En plus des indications historiques, l'ampleur et la portée du soutien des banques centrales plaident fortement en faveur des marchés du crédit comme première allocation – «achetez ce que les banques centrales achètent» est un adage assez facile à suivre. En outre, si les spreads n'ont pas atteint les niveaux de 2008, ils sont beaucoup plus attractifs qu'ils ne l'ont été depuis longtemps, offrant des points d'entrée intéressants. Nous soulignons une préférence pour l’investment grade (IG) plutôt que pour le high yield (HY), étant donné le soutien beaucoup plus important des banques centrales et le risque de défauts moindre. Le HY offre bien sûr des opportunités attrayantes, mais les risques sont plus élevés et la sélectivité est essentielle, ce qui suggère que cela est plus pour le gestionnaire de portefeuille compétent que pour les indices généraux. Nous voyons également des opportunités dans la dette des marchés émergents (EM), mais en devise dure, ils sont plus exposés au risque de la force du dollar, et en monnaie locale, ils sont plus exposés au risque de dépréciation de la monnaie, donc nous attendons d'être plus avancés dans la reprise. 

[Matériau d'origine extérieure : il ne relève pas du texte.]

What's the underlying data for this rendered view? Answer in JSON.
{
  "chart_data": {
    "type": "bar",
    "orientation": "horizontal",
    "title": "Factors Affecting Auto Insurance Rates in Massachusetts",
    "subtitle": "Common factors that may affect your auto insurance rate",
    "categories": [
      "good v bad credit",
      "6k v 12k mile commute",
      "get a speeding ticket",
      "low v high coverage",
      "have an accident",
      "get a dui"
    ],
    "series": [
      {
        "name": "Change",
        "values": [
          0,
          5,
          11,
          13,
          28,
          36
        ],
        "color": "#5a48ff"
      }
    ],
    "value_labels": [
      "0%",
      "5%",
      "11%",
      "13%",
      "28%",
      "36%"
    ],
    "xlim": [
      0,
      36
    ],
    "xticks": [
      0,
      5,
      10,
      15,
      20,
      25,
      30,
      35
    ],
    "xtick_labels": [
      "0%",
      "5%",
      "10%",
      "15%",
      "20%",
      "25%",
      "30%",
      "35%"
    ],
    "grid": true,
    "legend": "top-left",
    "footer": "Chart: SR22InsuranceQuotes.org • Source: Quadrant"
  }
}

En ce qui concerne les actions, comme mentionné ci-dessus, le rebond n'a pas encore montré la valeur et le leadership cyclique que nous «devrions» voir. Toutefois, il ne s'agit pas d'une crise typique et certains gagnants évidents comme la technologie et les soins de santé pourraient continuer à surperformer même en cas de rebond. Cela suggère que la croissance et les défensifs pourraient continuer à trouver un soutien structurel, même si les cycliques bénéficient de certaines parties de la reprise. En outre, des taux d'intérêt plus bas pendant plus longtemps impliquent une perte de catalyseur pour les secteurs value. 

Le marché américain devrait surpasser l'Europe
et son poids important dans la value et les financières.

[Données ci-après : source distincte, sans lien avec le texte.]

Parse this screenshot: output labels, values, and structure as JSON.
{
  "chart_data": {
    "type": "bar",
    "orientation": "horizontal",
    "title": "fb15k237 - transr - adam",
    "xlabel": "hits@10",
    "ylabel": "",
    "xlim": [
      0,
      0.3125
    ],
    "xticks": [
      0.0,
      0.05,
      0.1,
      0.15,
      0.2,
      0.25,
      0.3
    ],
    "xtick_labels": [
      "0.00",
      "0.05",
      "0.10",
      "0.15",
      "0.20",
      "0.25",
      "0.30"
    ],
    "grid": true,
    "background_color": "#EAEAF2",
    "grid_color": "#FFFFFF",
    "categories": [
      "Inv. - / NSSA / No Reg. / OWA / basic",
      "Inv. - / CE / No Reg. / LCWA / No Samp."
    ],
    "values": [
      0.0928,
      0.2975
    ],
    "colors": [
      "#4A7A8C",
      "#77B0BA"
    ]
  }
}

Compte tenu de la répartition des secteurs entre les différentes zones géographiques, le marché américain, avec son biais growth, devrait surpasser l'Europe et son poids important dans la value et les financières. Les prévisions selon lesquelles la croissance américaine se maintiendra et se redressera mieux que l'Europe, ce qui signifie que les bénéfices devraient se redresser plus rapidement, soutiennent également les États-Unis. L'Asie émergente devrait bénéficier du fait qu'elle est la première à sortir de la crise et devrait surpasser les autres régions émergentes. 

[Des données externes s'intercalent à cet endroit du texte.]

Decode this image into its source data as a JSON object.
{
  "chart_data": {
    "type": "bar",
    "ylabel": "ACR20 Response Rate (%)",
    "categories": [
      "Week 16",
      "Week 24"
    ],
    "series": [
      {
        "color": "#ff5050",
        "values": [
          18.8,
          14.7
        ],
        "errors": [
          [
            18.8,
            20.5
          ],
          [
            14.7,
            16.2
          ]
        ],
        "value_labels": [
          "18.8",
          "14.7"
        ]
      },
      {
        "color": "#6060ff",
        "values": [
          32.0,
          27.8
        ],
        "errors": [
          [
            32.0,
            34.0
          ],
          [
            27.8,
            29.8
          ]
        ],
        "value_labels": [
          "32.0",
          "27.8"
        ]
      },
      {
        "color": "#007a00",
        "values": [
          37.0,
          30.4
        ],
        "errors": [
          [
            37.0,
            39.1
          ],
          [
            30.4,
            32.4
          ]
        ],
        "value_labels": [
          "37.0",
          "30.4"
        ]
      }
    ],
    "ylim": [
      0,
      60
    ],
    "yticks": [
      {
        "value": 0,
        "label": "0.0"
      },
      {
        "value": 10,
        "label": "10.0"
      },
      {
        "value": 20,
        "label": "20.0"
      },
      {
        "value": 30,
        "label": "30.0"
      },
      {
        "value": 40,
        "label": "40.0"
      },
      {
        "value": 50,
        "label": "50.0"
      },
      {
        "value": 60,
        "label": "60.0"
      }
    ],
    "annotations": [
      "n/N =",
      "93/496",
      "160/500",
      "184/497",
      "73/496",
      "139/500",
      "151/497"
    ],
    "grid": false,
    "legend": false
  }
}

Un héritage à plus long terme 

Au-delà de la reprise immédiate, il est probable que cette crise aura également des conséquences à long terme. La tendance à la démondialisation qui a commencé avant même la pandémie ne fera que s'accentuer, car la dépendance à l'égard des chaînes d'approvisionnement mondiales a créé des vulnérabilités. C'est pourquoi nous attendons que le rapatriement des industries stratégiques telles que les soins de santé et la défense commence sérieusement. Compte tenu de la dépendance encore plus grande à l'égard de la technologie, la protection de cette industrie deviendra primordiale. 

Le soutien fiscal et monétaire aux entreprises se fait au détriment des dividendes et des rachats d'actions, qui sont tous deux réduits. À court terme, cela pourrait enlever une partie de l'attrait des marchés des actions, bien que les rendements obligataires à long terme soient plus faibles, ce qui signifie que les actions restent attrayantes sur une base relative. 

Bien que nous aimions nous concentrer sur les gagnants, certains perdants évidents apparaissent, notamment les compagnies aériennes, le tourisme et bien sûr l'industrie du pétrole de schiste, qui pourrait mettre des années à se redresser.

Conclusion

Il est peu probable que la sortie de cette crise se fasse sans heurts et nous pensons que les marchés sous-estiment actuellement les risques à venir ainsi que la réalité économique et des bénéfices. C'est pourquoi nous pensons que les risques demeurent et que les marchés actions devraient rester volatils et connaître une nouvelle baisse. 

Néanmoins, nous nous tournons vers l'avenir et commençons à construire des positions pour «l'après-corona», progressivement et avec la patience de trouver des points d'entrée attrayants, sans essayer de «timer» le fond. Nous pensons également que les gestionnaires actifs devraient bénéficier des bouleversements du marché dans cet environnement. Dans le contexte actuel, l'humilité et la gestion des risques sont des mots clés.